The bylaws must include at least the following matters:

– The company name, which must end with the expression “SpA.”
– The corporate purpose, which shall always be considered commercial.
– The company’s capital and the number of shares into which it is divided and represented.
– The method of administration and the manner in which representatives shall be appointed, identifying any provisional managers, if applicable.
– The duration of the company, which may be indefinite unless otherwise stipulated.

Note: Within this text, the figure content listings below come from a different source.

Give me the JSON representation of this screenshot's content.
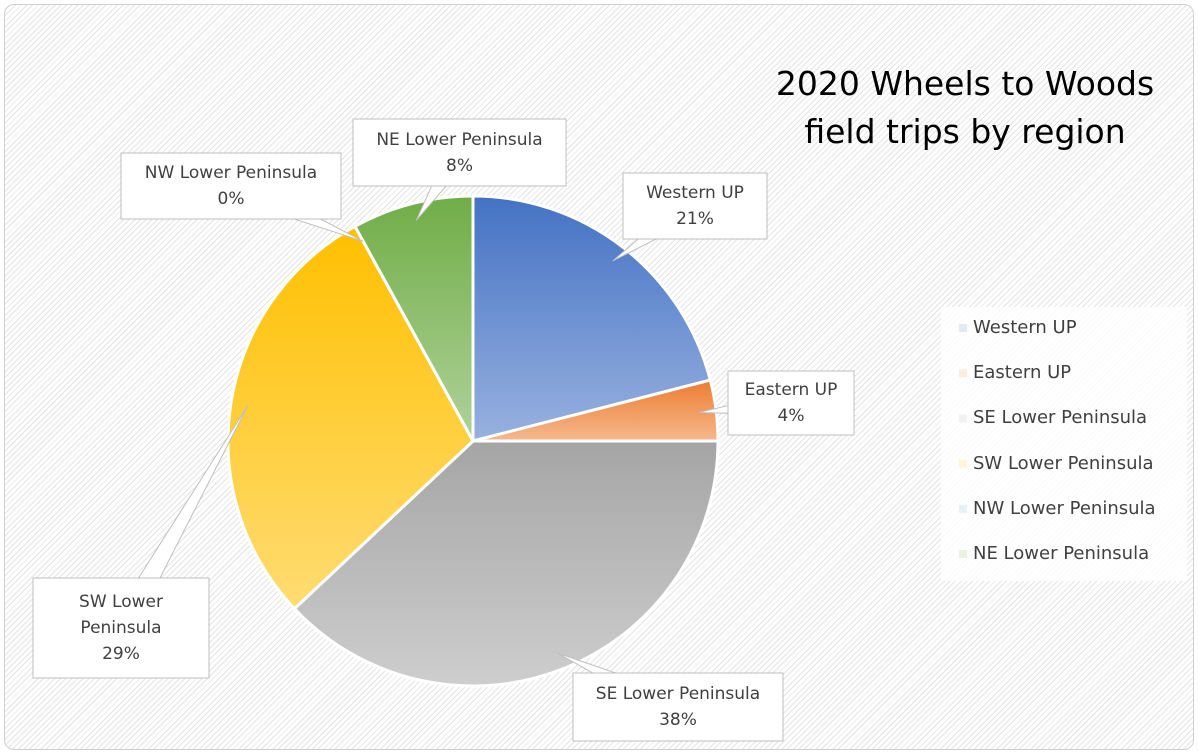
{
  "chart_data": {
    "type": "pie",
    "title": "2020 Wheels to Woods field trips by region",
    "categories": [
      "Western UP",
      "Eastern UP",
      "SE Lower Peninsula",
      "SW Lower Peninsula",
      "NW Lower Peninsula",
      "NE Lower Peninsula"
    ],
    "values": [
      21,
      4,
      38,
      29,
      0,
      8
    ],
    "value_labels": [
      "21%",
      "4%",
      "38%",
      "29%",
      "0%",
      "8%"
    ],
    "colors": [
      "#4472c4",
      "#ed7d31",
      "#a5a5a5",
      "#ffc000",
      "#5b9bd5",
      "#70ad47"
    ],
    "legend": "right"
  }
}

Article 426 of the same Code requires that, within 60 days of incorporation, an abstract of the bylaws be published once in the Official Gazette and registered in the corresponding Commercial Registry. The abstract must include:

– The company name.
– The names of the shareholders participating in the incorporation.
– The corporate purpose.
– The amount of subscribed and paid-in capital.
– The date of the deed, the name and address of the notary who authorized it or recorded the private instrument, and the registry and folio number where it is filed.

 Stock Company dissolution (SpA)

According to Article 444 of the Commercial Code, in relation to Article 103 of the Corporations Law, a Stock Company (SpA) shall be dissolved in the following cases:

– Expiration of its term of duration.
– Resolution adopted by the extraordinary general meeting of shareholders.
– Final judicial ruling.
– Other causes established in the bylaws.